Payday loans are legal in Wyoming, and the state takes a permissive approach: under the Wyoming Uniform Consumer Credit Code, a licensed "post-dated check casher" may charge a finance charge of the greater of $30 or 20% per month on the principal balance, and the loan term is capped at one (1) calendar month (Wyo. Stat. § 40-14-363). Wyoming does not impose a percentage-rate ceiling that approximates a true annual percentage rate (APR), so on a short two-week advance the flat $30-per-$100 minimum charge can translate into a triple-digit APR — commonly several hundred percent annualized.
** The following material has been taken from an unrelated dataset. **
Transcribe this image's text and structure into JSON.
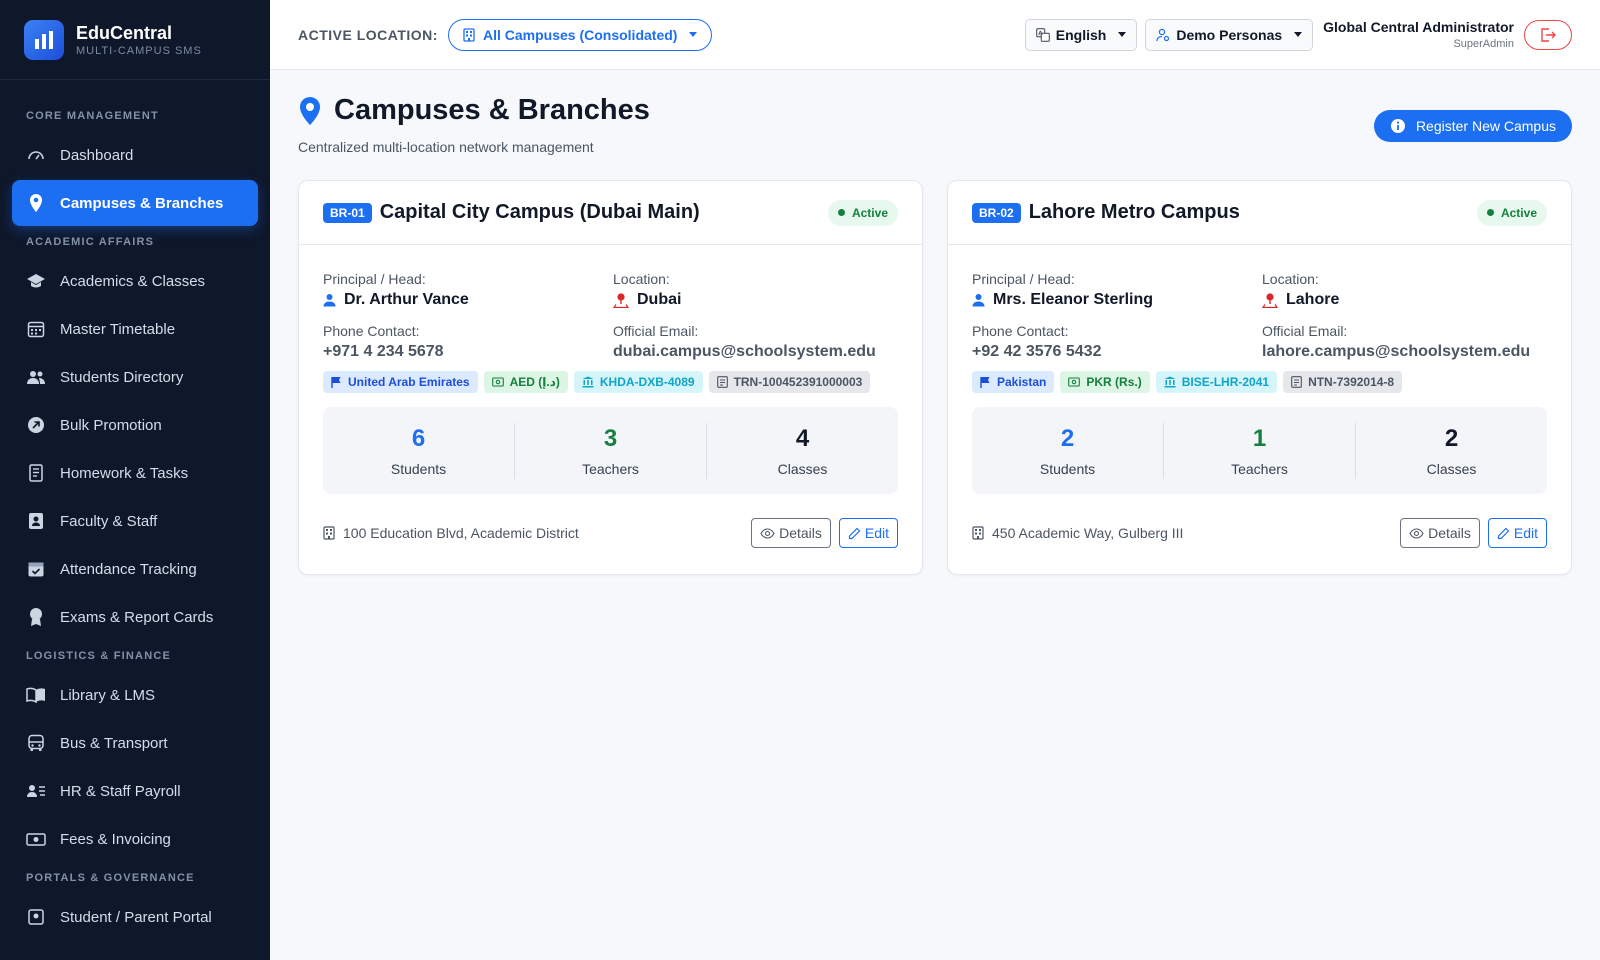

There is no broad statutory cap on the dollar amount you can borrow, but the one-month term limit and the fee structure are firmly written into Wyoming law.
Is Payday Lending Legal in Wyoming?
Yes. Unlike states that have banned payday lending outright or capped interest so low that lenders cannot operate, Wyoming expressly authorizes and licenses it. The activity is regulated under the Wyoming Uniform Consumer Credit Code (UCCC), Wyo. Stat. §§ 40-14-362 through 40-14-366, often called the "post-dated check cashing" provisions. A person cannot make these loans in Wyoming unless licensed, and licensing and supervision are handled by the Wyoming Division of Banking.
Because Wyoming has no general usury cap on this product, it has long been considered one of the more lender-friendly states in the country. That does not mean the product is unregulated — it means the protections come from specific rules on fees, term length, rollovers, and a mandatory extended payment plan, rather than from a low rate ceiling.
The Fee Cap: $30 or 20% Per Month, Whichever Is Greater
Wyo. Stat. § 40-14-363 sets the core price control. It states that no post-dated check finance charge shall exceed the greater of thirty dollars ($30.00) or twenty percent (20%) per month on the principal balance of the post-dated check or similar arrangement. The charge is fully earned on the day the arrangement is made, and the casher may not contract for, charge, or receive any amount other than that finance charge.
Here is why that matters in real APR terms. On a $100 loan repaid in two weeks, the $30 minimum charge is 30% of principal for roughly 14 days — which annualizes to well over 700% APR. On larger balances, the 20%-per-month figure takes over: 20% for a 30-day loan is roughly 240% APR on a simple annualized basis. Either way, the cost dwarfs the rates you would pay on a credit card, a credit-union small loan, or a bank personal loan. Wyoming law allows it; that is the point of comparing states.
Maximum Loan Amount and Term
- Loan amount: The post-dated check statute does not fix a specific maximum dollar amount on the principal. The practical limit is what the licensed lender is willing to advance against your post-dated check or authorization. Always verify the figure the lender quotes against the written agreement.
- Term: The maximum term of any post-dated check or similar arrangement is one (1) calendar month. The loan cannot be written for longer than that period.
Rollovers Are Prohibited — But There Is a Mandatory Payment Plan
Wyoming does not let lenders trap borrowers in an endless cycle of "rolling over" the same loan and stacking new fees each time. Renewing or rolling over the post-dated check arrangement is prohibited under the post-dated check provisions of the UCCC. Instead, the law gives the borrower a safety valve.
Under Wyo. Stat. § 40-14-366, a consumer who cannot repay when the loan is due may elect — once every twelve (12) months — to repay through an extended payment plan. The statutory terms are favorable to the borrower:
- Repayment in at least four (4) substantially equal installments;
- Over a period of at least sixty (60) days;
- At no additional cost — the lender may not charge interest or additional fees during the term of the plan.
To use this right, you generally must request the plan before the close of business (5:00 p.m. Mountain Time) on the last business day before the due date, so do not wait until the deadline passes. If you default on the installments of an extended payment plan, the lender may then charge interest at a rate of 6% plus the prime rate as listed in the Wall Street Journal on January 1 of the year of default — a far lower rate than the original finance charge, but still a cost worth avoiding.